Algorithmic Deceptions: An LLM-Assisted Analysis of Russian Propaganda Curation on Search Engines
Methods
Quantitative
Social Media
Communication
Mixed Methods
Big Data
Abstract
The influence of Russian propaganda on global public discourse has been a major concern for democratic societies, particularly since the 2016 US Election. The intensity of Kremlin’s digital deception campaigns has amplified following the Russian full-scale invasion of Ukraine (Litvinenko, 2022). Despite a plethora of literature on Russian digital propaganda, we still lack a comprehensive account of how online platforms manage problematic content produced by the Kremlin and how their algorithms shape information environments where users are exposed to propaganda-related topics. To remedy this limitation, our paper uses a novel large language model (LLM)-assisted methodology to process a large multilingual set of data of search engines’ performance in the context of Russian propaganda. Through this analysis, we investigate how search engines’ algorithmic information curation - understood as a process of “organizing, selecting and presenting subsets of a corpus of information” to users (Rader & Gray, 2015) - counter and sometimes facilitate the spread of various dimensions of Russian propaganda, varying from anti-system claims about failing Western democracies to pro-Kremlin advocacy of conservative values.
The data for the study is acquired via a series of agent-based comparative algorithm audits of the world’s most used search engines: Google, Bing, Yandex, and DuckDuckGo. Earlier research (e.g. Toepfl et al., 2023; Kuznetsova et al., 2024) has already been looking at how search engines interact with Russian propaganda, albeit mostly for a small sample of propaganda-related topics and in the Russian domestic information environment. By contrast, we use Google Compute Cloud to simulate user browsing activity in six countries (USA, India, Qatar, Brazil, Poland, Germany), which are to various degrees targeted by the Russian propaganda campaigns and use a structured corpus of propaganda statements based on dimensionality analysis translated into nine languages (English, Spanish, Portuguese, German, Hindi, Polish, Arabic, Russian, and Ukrainian). Altogether, our dataset consists of search outputs to 144 queries and we use it to investigate what sources different search engines return in response to queries, whether these sources support or debunk common propaganda narratives, and how the outputs vary depending on the location and the language of the query.

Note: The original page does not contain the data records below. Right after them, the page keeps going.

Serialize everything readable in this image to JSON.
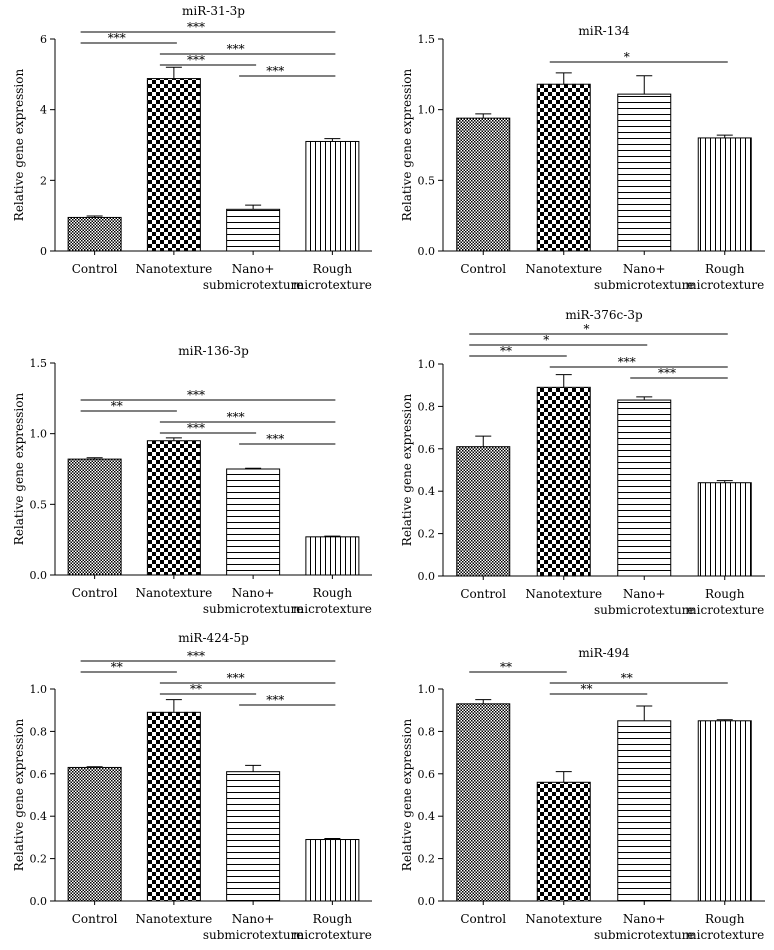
{
  "chart_data": [
    {
      "type": "bar",
      "title": "miR-31-3p",
      "ylabel": "Relative gene expression",
      "categories": [
        "Control",
        "Nanotexture",
        "Nano+\nsubmicrotexture",
        "Rough\nmicrotexture"
      ],
      "values": [
        0.95,
        4.88,
        1.18,
        3.1
      ],
      "errors": [
        0.04,
        0.32,
        0.12,
        0.08
      ],
      "ylim": [
        0,
        6
      ],
      "yticks": [
        "0",
        "2",
        "4",
        "6"
      ],
      "tick_values": [
        0,
        2,
        4,
        6
      ],
      "significance": [
        {
          "from": 0,
          "to": 3,
          "label": "***"
        },
        {
          "from": 0,
          "to": 1,
          "label": "***"
        },
        {
          "from": 1,
          "to": 3,
          "label": "***"
        },
        {
          "from": 1,
          "to": 2,
          "label": "***"
        },
        {
          "from": 2,
          "to": 3,
          "label": "***"
        }
      ]
    },
    {
      "type": "bar",
      "title": "miR-134",
      "ylabel": "Relative gene expression",
      "categories": [
        "Control",
        "Nanotexture",
        "Nano+\nsubmicrotexture",
        "Rough\nmicrotexture"
      ],
      "values": [
        0.94,
        1.18,
        1.11,
        0.8
      ],
      "errors": [
        0.03,
        0.08,
        0.13,
        0.02
      ],
      "ylim": [
        0,
        1.5
      ],
      "yticks": [
        "0.0",
        "0.5",
        "1.0",
        "1.5"
      ],
      "tick_values": [
        0,
        0.5,
        1.0,
        1.5
      ],
      "significance": [
        {
          "from": 1,
          "to": 3,
          "label": "*"
        }
      ]
    },
    {
      "type": "bar",
      "title": "miR-136-3p",
      "ylabel": "Relative gene expression",
      "categories": [
        "Control",
        "Nanotexture",
        "Nano+\nsubmicrotexture",
        "Rough\nmicrotexture"
      ],
      "values": [
        0.82,
        0.95,
        0.75,
        0.27
      ],
      "errors": [
        0.01,
        0.02,
        0.005,
        0.005
      ],
      "ylim": [
        0,
        1.5
      ],
      "yticks": [
        "0.0",
        "0.5",
        "1.0",
        "1.5"
      ],
      "tick_values": [
        0,
        0.5,
        1.0,
        1.5
      ],
      "significance": [
        {
          "from": 0,
          "to": 3,
          "label": "***"
        },
        {
          "from": 0,
          "to": 1,
          "label": "**"
        },
        {
          "from": 1,
          "to": 3,
          "label": "***"
        },
        {
          "from": 1,
          "to": 2,
          "label": "***"
        },
        {
          "from": 2,
          "to": 3,
          "label": "***"
        }
      ]
    },
    {
      "type": "bar",
      "title": "miR-376c-3p",
      "ylabel": "Relative gene expression",
      "categories": [
        "Control",
        "Nanotexture",
        "Nano+\nsubmicrotexture",
        "Rough\nmicrotexture"
      ],
      "values": [
        0.61,
        0.89,
        0.83,
        0.44
      ],
      "errors": [
        0.05,
        0.06,
        0.015,
        0.01
      ],
      "ylim": [
        0,
        1.0
      ],
      "yticks": [
        "0.0",
        "0.2",
        "0.4",
        "0.6",
        "0.8",
        "1.0"
      ],
      "tick_values": [
        0,
        0.2,
        0.4,
        0.6,
        0.8,
        1.0
      ],
      "significance": [
        {
          "from": 0,
          "to": 3,
          "label": "*"
        },
        {
          "from": 0,
          "to": 2,
          "label": "*"
        },
        {
          "from": 0,
          "to": 1,
          "label": "**"
        },
        {
          "from": 1,
          "to": 3,
          "label": "***"
        },
        {
          "from": 2,
          "to": 3,
          "label": "***"
        }
      ]
    },
    {
      "type": "bar",
      "title": "miR-424-5p",
      "ylabel": "Relative gene expression",
      "categories": [
        "Control",
        "Nanotexture",
        "Nano+\nsubmicrotexture",
        "Rough\nmicrotexture"
      ],
      "values": [
        0.63,
        0.89,
        0.61,
        0.29
      ],
      "errors": [
        0.003,
        0.06,
        0.03,
        0.005
      ],
      "ylim": [
        0,
        1.0
      ],
      "yticks": [
        "0.0",
        "0.2",
        "0.4",
        "0.6",
        "0.8",
        "1.0"
      ],
      "tick_values": [
        0,
        0.2,
        0.4,
        0.6,
        0.8,
        1.0
      ],
      "significance": [
        {
          "from": 0,
          "to": 3,
          "label": "***"
        },
        {
          "from": 0,
          "to": 1,
          "label": "**"
        },
        {
          "from": 1,
          "to": 3,
          "label": "***"
        },
        {
          "from": 1,
          "to": 2,
          "label": "**"
        },
        {
          "from": 2,
          "to": 3,
          "label": "***"
        }
      ]
    },
    {
      "type": "bar",
      "title": "miR-494",
      "ylabel": "Relative gene expression",
      "categories": [
        "Control",
        "Nanotexture",
        "Nano+\nsubmicrotexture",
        "Rough\nmicrotexture"
      ],
      "values": [
        0.93,
        0.56,
        0.85,
        0.85
      ],
      "errors": [
        0.02,
        0.05,
        0.07,
        0.005
      ],
      "ylim": [
        0,
        1.0
      ],
      "yticks": [
        "0.0",
        "0.2",
        "0.4",
        "0.6",
        "0.8",
        "1.0"
      ],
      "tick_values": [
        0,
        0.2,
        0.4,
        0.6,
        0.8,
        1.0
      ],
      "significance": [
        {
          "from": 0,
          "to": 1,
          "label": "**"
        },
        {
          "from": 1,
          "to": 3,
          "label": "**"
        },
        {
          "from": 1,
          "to": 2,
          "label": "**"
        }
      ]
    }
  ]
}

Our collected dataset contains more than 30,000 unique search results coming from 7,200 unique domains. Because of the dataset’s size, it is challenging to process it using traditional qualitative approaches, so instead, we conduct LLM-based labeling of sources as well as content associated with these sources. Our preliminary observations highlight the profound impact of queries’ language on search engines’ outputs, which has major implications for the algorithmic information curation and the selection of outputs resulting from it. Particularly, we notice a concerning amount of Russian state-controlled sources retrieved by search engines, which varies across individual search engines. This finding is troubling due to search algorithms potentially facilitating the spread of Russian propaganda and doing it in a differentiated manner (thus complicating its detection) and points to the importance of a comprehensive understanding of information environments surrounding critical political topics and the role of algorithmic systems in shaping these environments.